The weather had finally cleared up, and the filming carried on. The whole thing was behind schedule, and everyone worked pretty hard to get it all back on track. I continued goofing off around the set and hotel, going to the beach on my own, drinking with Rod, and generally having a great time while Britt worked. She had a day off, so the night before, we decided to do something fun. We got all dressed up in rockabilly-style tuxedo and evening gown, and after a good dinner, we went to a casino along the coast highway. This was a place right out of a James Bond movie, reminiscent of a Monte Carlo casino where the men wore tuxedos and gold jewelry and the women wore Dior gowns and diamonds. The whole place smelled of perfume, cologne, smoke, and liquor but, in this setting, not in a bad way; it was exactly what it was supposed to be. I think many of the patrons were the owners of the big luxury yachts moored in the marina. Now, we were never wealthy, but we always managed to have a good time, and we could hang in any circumstance from a punk rock club to this. This whole stay hadn't really been costing me much; we had an Amex card that we could get cash advances on, so that afternoon I went into the main town to the Amex office, and I signed for a $1,000 cash advance. I'm not a true gambler, but I loosely know the rules and how to play most of the games and used to enjoy it once in a while. I have a good memory of Brian and me wearing ten-gallon cowboy hats and shooting craps on a spontaneous trip to Vegas. Roulette is the most fun to play with someone else and also is the easiest game to play while partying. Not so much strategy is involved, and you can last a long time with a little money by making small bets and spreading the chips around the table. If you're there to have the experience and social part of gambling, it's the best game. We were there for a while, gambling a little, drinking, soaking up the atmosphere, and I had an “I can't believe I'm from Massapequa and now I'm here” moment, which is always a good shot.

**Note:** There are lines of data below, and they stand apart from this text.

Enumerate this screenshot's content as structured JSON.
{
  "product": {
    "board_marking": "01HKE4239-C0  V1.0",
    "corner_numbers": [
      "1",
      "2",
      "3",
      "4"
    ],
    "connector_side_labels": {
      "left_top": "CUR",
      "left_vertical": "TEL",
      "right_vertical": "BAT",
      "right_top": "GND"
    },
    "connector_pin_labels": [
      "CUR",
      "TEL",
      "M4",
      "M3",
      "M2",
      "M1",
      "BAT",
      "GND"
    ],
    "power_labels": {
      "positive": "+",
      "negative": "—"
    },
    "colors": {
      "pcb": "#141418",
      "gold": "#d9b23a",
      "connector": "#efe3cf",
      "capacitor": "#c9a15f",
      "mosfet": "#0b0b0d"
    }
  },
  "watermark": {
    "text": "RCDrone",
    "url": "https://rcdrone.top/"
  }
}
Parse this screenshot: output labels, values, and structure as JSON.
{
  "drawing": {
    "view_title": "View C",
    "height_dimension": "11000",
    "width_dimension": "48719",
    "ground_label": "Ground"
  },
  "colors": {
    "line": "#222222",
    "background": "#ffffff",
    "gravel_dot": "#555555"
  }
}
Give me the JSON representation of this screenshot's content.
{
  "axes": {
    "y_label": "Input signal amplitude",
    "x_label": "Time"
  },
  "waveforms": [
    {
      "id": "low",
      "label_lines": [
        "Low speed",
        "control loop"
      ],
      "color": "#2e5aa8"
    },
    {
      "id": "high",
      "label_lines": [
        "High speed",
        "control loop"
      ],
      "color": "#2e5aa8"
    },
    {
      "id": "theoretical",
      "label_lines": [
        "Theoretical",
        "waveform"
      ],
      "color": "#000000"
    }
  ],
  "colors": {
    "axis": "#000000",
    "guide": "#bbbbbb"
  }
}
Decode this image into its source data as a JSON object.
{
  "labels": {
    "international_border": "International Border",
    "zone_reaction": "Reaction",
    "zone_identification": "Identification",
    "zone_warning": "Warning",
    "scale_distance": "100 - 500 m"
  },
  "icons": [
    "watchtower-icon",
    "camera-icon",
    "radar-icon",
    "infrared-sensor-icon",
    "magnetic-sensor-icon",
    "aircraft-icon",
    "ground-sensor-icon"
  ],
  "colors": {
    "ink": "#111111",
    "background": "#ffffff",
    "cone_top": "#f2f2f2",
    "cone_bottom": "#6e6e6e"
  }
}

We had been playing the number seventeen all night. The Cats had had a big hit song with “She's Sexy & 17,” and it seemed like a lucky number to bet on. All of a sudden it came up. We had a stack of chips right on the number and a few surrounding it, so it paid off pretty well. We kept playing seventeen and it hit again and then again. I don't know the odds, but it came up three times in a row. There was much hooting and hollering and congratulations in a few languages; a few people had bet with us on the third time, so some good champagne appeared. I tipped the croupier and waiters—I had a bunch of new friends. I excused myself to the gents' a few times to top up my buzz. I was in my rockabilly tux. Jim … Slim Jim … it was all fine.